Friday August 25, 2000

DARRIN FARRANT, LAW REPORTER

Conmen, corporate fraud, vengeful neighbors, even violent cricketers - work is rarely dull when you're a judge and you happen to work in the south of France.

But practising the judicial arts in the playground of the rich and infamous is not by trial and error for Dominique Haumant-Daumas. She went to judges' school to learn them - a method she believes Australia should follow.

Female judges are no longer a novelty in Australia, but they are still in the minority. In France, most judges are women .

It's a situation that Judge Haumant-Daumas, visiting Australia on a lecture tour, said yesterday could be traced to the French method of selecting judges.

Unlike in Australia, where judges are chosen by governments then learn on the job by trial and error, French judges must pass a two-year training course.

``This is like the public service. I think it's a very good system for women. More women are passing the course than men," she said.
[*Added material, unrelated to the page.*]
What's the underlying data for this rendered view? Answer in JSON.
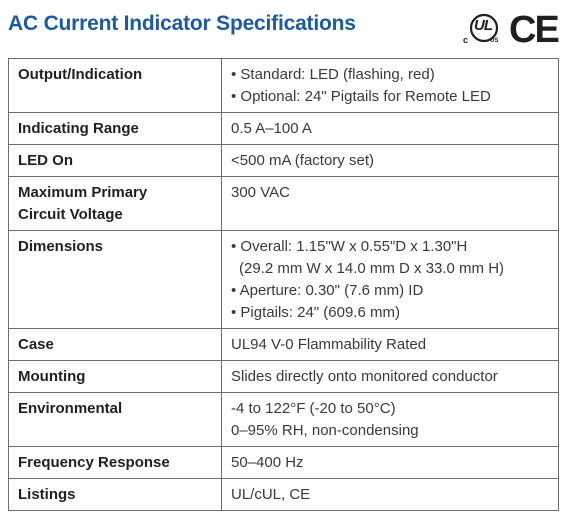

After graduating in 1982, Judge Haumant-Daumas started work as an investigative judge. The students at judges' school call them ``baby judges", or Little Blacks, in honor of the color of the robes they wear.

Now she is vice-president of the Tribunal de Grande Instance de Grasse, a court of similar status to Victoria's County Court. Her most famous case involved English cricketer Geoffrey Boycott. She found him guilty of assaulting his lover.

The next step is an appeal court appointment - becoming a Big Red, as Judge Haumant-Daumas puts it.

But Francedid not have a perfect record on female judges, she said. While women dominated the lower echelons, the top judicial spots remained almost exclusively a male preserve.

``Human rights in the French Revolution meant men's rights, not women's rights," she said. ``It's true we had Napoleon - he was a great man, a genius in many ways, but the criminal code he made was a monument to machismo ... I think because his wife Josephine (had an affair) with another man, he wanted to keep women at home and under the man."